- A. Shanboganahalli Location in Karnataka, India A. Shanboganahalli A. Shanboganahalli (India)
- Coordinates: 12°49′36″N 76°46′08″E﻿ / ﻿12.826531°N 76.76877°E
- Country: India
- State: Karnataka
- District: Mandya
- Talukas: Nagamangala

Government
- • Body: Village Panchayat

Languages
- • Official: Kannada
- Time zone: UTC+5:30 (IST)
- Nearest city: Mandya
- Civic agency: Village Panchayat

= A. Shanboganahalli =

 A. Shanboganahalli is a village in the southern state of Karnataka, India. It is located in the Nagamangala taluk of Mandya district in Karnataka.

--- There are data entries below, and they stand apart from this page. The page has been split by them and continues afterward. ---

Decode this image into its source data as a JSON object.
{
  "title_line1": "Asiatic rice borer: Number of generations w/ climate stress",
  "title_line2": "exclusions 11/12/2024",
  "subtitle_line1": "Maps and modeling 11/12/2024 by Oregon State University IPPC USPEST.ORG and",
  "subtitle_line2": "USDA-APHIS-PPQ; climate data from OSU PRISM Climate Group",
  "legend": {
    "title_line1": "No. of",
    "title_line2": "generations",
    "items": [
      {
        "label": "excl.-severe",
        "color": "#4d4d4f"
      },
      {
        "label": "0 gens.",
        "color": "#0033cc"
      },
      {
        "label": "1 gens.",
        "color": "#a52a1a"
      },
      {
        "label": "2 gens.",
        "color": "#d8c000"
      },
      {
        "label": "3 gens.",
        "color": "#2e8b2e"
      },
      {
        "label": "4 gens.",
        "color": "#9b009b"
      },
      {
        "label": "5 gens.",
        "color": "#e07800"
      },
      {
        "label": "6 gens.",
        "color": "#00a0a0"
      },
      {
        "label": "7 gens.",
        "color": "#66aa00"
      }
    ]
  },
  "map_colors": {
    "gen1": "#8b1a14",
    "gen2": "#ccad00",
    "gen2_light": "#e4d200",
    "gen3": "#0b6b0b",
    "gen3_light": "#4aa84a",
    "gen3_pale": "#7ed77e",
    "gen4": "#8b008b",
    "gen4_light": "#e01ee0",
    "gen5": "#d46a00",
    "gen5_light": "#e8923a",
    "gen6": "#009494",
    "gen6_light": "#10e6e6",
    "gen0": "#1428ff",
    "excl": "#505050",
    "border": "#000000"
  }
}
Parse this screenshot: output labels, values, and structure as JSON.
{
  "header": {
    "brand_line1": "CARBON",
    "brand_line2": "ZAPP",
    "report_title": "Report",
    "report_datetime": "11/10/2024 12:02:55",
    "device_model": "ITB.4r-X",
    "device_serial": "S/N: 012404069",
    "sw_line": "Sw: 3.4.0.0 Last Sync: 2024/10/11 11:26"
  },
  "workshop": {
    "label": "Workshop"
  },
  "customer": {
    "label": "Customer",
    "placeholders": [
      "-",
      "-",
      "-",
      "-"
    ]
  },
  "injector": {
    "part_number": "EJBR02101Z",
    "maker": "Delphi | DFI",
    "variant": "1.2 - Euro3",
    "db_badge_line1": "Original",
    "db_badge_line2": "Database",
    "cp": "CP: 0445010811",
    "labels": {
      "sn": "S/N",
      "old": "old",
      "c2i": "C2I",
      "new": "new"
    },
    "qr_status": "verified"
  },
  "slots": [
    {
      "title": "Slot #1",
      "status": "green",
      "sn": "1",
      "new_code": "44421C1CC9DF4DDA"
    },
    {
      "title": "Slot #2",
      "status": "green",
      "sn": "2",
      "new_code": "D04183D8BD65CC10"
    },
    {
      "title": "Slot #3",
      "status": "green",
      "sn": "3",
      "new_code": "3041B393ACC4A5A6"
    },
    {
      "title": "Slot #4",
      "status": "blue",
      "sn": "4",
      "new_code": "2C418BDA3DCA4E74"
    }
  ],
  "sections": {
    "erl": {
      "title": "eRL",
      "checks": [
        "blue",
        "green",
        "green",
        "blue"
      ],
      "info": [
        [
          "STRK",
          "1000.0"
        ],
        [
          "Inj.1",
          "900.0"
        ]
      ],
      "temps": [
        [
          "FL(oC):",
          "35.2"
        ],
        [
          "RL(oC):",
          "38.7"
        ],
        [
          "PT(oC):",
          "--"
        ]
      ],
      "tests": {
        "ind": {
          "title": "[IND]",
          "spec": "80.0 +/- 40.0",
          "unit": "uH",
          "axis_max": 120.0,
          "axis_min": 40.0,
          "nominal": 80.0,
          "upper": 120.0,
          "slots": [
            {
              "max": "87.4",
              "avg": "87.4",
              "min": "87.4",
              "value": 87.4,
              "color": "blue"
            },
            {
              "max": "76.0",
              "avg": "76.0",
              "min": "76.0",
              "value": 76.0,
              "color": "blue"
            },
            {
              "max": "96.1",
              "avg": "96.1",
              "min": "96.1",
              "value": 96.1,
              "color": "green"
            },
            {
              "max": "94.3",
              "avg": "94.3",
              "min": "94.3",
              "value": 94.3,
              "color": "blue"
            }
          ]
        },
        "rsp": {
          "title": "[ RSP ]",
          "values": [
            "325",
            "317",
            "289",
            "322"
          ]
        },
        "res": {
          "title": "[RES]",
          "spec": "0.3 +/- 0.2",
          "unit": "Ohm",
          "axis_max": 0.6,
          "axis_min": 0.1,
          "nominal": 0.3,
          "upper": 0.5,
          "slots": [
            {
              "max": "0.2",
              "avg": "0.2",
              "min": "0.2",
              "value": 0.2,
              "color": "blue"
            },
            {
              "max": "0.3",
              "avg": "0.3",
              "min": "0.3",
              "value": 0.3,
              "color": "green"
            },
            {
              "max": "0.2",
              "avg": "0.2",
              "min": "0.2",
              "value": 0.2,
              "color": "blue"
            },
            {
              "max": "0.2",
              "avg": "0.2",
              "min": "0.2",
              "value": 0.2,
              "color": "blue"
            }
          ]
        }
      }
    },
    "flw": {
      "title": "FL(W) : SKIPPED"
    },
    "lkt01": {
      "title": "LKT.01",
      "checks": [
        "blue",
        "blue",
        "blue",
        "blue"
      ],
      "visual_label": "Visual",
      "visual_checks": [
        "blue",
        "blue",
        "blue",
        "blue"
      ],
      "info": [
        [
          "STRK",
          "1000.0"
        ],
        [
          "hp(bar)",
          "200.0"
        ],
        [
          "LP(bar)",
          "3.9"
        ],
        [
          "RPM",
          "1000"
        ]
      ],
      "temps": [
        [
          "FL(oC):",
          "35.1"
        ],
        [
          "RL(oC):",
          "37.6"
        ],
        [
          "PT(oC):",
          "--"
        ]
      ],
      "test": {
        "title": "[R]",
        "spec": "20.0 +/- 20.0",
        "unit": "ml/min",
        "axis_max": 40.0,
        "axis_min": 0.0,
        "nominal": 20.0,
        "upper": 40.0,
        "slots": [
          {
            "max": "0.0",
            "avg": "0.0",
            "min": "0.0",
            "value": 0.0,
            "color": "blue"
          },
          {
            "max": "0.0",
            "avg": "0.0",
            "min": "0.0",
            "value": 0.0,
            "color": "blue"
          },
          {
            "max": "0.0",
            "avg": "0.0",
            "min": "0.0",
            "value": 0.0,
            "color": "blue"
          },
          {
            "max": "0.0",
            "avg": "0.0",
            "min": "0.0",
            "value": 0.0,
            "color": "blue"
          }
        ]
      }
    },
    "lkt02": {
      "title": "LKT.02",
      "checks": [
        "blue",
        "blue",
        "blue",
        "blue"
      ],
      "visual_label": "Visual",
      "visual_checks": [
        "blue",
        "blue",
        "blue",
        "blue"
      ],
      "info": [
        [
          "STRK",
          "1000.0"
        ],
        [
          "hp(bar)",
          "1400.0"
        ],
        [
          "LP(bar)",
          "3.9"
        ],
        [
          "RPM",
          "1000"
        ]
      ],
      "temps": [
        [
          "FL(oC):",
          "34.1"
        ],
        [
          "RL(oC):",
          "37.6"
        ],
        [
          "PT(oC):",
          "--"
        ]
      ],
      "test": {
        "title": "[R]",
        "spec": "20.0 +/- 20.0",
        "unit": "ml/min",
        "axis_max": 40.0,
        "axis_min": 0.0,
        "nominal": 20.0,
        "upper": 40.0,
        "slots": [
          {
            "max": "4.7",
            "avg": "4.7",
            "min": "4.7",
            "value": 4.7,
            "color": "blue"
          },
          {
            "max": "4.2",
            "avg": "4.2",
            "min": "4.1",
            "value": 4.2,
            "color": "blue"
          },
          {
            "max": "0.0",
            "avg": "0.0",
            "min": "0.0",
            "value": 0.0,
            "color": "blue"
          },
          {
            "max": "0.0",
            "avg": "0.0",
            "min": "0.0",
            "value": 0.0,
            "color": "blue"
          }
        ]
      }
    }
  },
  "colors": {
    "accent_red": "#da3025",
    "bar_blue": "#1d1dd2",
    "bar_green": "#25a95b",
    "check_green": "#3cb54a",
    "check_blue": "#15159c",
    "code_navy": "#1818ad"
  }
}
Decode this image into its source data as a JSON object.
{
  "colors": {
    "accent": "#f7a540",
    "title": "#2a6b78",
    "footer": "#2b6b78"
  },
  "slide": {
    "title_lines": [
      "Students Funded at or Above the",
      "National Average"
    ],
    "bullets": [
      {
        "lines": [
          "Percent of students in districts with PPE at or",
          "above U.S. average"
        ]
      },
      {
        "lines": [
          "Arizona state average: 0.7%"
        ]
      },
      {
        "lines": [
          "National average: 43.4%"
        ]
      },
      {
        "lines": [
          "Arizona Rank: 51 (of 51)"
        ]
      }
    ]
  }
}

Approximately 150 families live in Shanboganahalli, where the main source of income is through agriculture. Both incense sticks and coconuts are also exported from this village to the city of Mysore. Institutions within the village include the milk dairy, the co-operative bank, the incense factory and the women's self-help group (SAG), which is central to the community. The village has several village leaders, with the most senior being Diwakar.

90% of the families who live in Shanboganahalli have their own toilet. In Autumn 2012 a group of volunteers from the UK came to this village to build 10 new eco-sanitation units for the community. The volunteers lived in Shanboganahalli for 2 months and during this time also delivered health and hygiene education to children in the village. Shanboganahalli has water available through three hand pumps in the village and two water tanks. Electricity is available for a few hours every day.

A popular meeting place for locals is a small corner shop ran by one of the local ladies, Veena. In the shop a small selection of sweets and toiletries are available. Volleyball is a popular sport in the village.

Many farm animals including cows, goats and sheep are found outside the houses in Shanboganahalli.